MangoBoost: Programmable AI Infrastructure for Public Sector, Enterprise, and Cloud Environments
MangoBoost develops advanced AI infrastructure acceleration solutions designed to help organizations improve the performance, efficiency, and scalability of modern data centers. The company combines programmable FPGA-based Data Processing Units, AI workload optimization software, and integrated system architectures to address the infrastructure bottlenecks that often limit AI, high-performance computing, storage, and data-intensive workloads.
As AI adoption accelerates across public sector and commercial markets, many organizations face the same core challenge: GPU and CPU resources are expensive, but they are often constrained by inefficient data movement, storage access, network congestion, and under-optimized software stacks. MangoBoost helps solve this problem by improving how data flows across compute, network, and storage infrastructure. The result is better infrastructure utilization, improved workload performance, and a more efficient path from AI experimentation to production deployment.

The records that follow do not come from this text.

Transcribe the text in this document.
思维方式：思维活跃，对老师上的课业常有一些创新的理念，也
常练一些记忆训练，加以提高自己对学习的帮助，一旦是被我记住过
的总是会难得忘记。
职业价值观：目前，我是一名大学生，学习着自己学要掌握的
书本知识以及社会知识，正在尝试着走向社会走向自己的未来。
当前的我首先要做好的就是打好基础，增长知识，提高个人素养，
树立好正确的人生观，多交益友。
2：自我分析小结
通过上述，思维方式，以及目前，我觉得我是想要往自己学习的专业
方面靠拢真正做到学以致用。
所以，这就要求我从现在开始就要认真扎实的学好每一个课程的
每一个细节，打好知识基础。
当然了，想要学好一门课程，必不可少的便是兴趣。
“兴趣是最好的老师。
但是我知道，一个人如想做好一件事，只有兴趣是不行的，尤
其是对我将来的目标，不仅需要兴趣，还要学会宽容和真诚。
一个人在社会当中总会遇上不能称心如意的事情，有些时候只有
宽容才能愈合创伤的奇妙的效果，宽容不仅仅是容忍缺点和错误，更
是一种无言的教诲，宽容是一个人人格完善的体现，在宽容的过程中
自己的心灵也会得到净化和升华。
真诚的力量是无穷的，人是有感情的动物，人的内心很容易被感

For public sector organizations, including government agencies, national laboratories, research institutions, and education environments, MangoBoost supports infrastructure modernization without requiring a complete redesign of the data center. The company’s BoostX and BoostX Pro programmable DPU platforms are designed to accelerate critical dataplane functions such as high-speed networking, GPU-to-GPU communication, storage traffic, NVMe-oF, RoCE-based connectivity, and other data-intensive workflows. By offloading and accelerating these functions, MangoBoost can help reduce CPU overhead, improve application responsiveness, and extend the useful life of existing server investments.

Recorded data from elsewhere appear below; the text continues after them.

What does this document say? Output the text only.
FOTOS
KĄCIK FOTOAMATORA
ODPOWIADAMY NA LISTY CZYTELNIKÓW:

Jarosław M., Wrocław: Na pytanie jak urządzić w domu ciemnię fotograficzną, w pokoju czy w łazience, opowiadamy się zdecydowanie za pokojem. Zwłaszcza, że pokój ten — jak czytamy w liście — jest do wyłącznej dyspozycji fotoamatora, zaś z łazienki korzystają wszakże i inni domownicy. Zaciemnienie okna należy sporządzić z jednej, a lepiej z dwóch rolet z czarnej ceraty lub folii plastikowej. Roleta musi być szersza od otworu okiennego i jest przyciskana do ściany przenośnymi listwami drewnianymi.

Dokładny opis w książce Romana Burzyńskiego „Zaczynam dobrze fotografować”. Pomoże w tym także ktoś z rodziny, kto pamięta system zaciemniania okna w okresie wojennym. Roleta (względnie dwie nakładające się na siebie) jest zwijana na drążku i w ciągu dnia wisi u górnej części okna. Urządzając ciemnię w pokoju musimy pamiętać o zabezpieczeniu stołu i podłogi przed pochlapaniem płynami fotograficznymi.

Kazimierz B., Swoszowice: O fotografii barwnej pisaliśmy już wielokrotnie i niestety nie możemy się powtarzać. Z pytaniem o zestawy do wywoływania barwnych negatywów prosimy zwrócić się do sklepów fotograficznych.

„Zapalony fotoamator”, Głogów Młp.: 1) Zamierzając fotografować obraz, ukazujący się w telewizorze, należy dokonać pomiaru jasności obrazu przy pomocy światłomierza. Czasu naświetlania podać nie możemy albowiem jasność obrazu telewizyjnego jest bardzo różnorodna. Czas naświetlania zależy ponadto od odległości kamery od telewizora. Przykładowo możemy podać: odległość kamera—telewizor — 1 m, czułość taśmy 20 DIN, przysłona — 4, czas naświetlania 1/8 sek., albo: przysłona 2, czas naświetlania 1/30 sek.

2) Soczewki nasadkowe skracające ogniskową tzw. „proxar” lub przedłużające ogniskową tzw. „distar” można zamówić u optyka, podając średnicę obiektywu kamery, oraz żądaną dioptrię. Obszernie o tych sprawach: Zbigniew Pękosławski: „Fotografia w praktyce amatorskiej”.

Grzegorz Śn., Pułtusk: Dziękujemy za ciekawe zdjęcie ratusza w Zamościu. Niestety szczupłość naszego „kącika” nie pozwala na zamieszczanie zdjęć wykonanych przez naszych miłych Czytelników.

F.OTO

MangoBoost solutions are particularly relevant for public sector missions that require secure, scalable, and high-performance infrastructure for AI model development, inference, scientific computing, real-time analytics, and large-scale data processing. Agencies operating under budget, space, power, and procurement constraints can use MangoBoost technologies to improve performance per system while maintaining deployment flexibility across heterogeneous server, GPU, and storage environments.
For commercial enterprises, AI service providers, cloud operators, and GPU infrastructure providers, MangoBoost enables more efficient scaling of AI workloads. GPU clusters are frequently limited by the surrounding infrastructure, including network throughput, storage access, and software orchestration. MangoBoost’s hardware and software stack is designed to keep expensive accelerators better utilized by reducing bottlenecks between compute, memory, storage, and the network.

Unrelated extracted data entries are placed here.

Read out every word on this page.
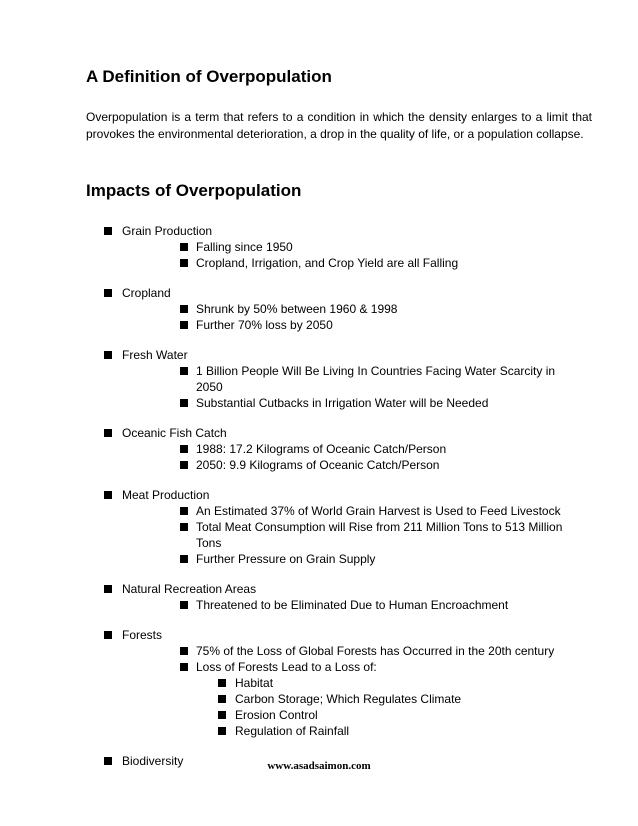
A Definition of Overpopulation

Overpopulation is a term that refers to a condition in which the density enlarges to a limit that provokes the environmental deterioration, a drop in the quality of life, or a population collapse.

Impacts of Overpopulation
Grain Production
Falling since 1950
Cropland, Irrigation, and Crop Yield are all Falling
Cropland
Shrunk by 50% between 1960 & 1998
Further 70% loss by 2050
Fresh Water
1 Billion People Will Be Living In Countries Facing Water Scarcity in 2050
Substantial Cutbacks in Irrigation Water will be Needed
Oceanic Fish Catch
1988: 17.2 Kilograms of Oceanic Catch/Person
2050: 9.9 Kilograms of Oceanic Catch/Person
Meat Production
An Estimated 37% of World Grain Harvest is Used to Feed Livestock
Total Meat Consumption will Rise from 211 Million Tons to 513 Million Tons
Further Pressure on Grain Supply
Natural Recreation Areas
Threatened to be Eliminated Due to Human Encroachment
Forests
75% of the Loss of Global Forests has Occurred in the 20th century
Loss of Forests Lead to a Loss of:
Habitat
Carbon Storage; Which Regulates Climate
Erosion Control
Regulation of Rainfall
Biodiversity	www.asadsaimon.com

The company’s LLMBoost software further enhances AI infrastructure by optimizing large language model inference and related AI workloads across heterogeneous compute environments. LLMBoost is designed to improve token throughput, reduce latency, and support scalable deployment of production AI services. When combined with BoostX programmable DPUs and MangoBoost system-level integration, customers receive a practical infrastructure foundation for deploying AI workloads across enterprise, cloud, research, and public sector environments.
MangoBoost helps customers build AI-ready data centers that are more programmable, more efficient, and better aligned to rapidly evolving workload requirements. Rather than forcing organizations into a single fixed architecture, MangoBoost provides adaptable acceleration technologies that can support today’s AI infrastructure requirements while preserving flexibility for future compute, networking, and storage evolution.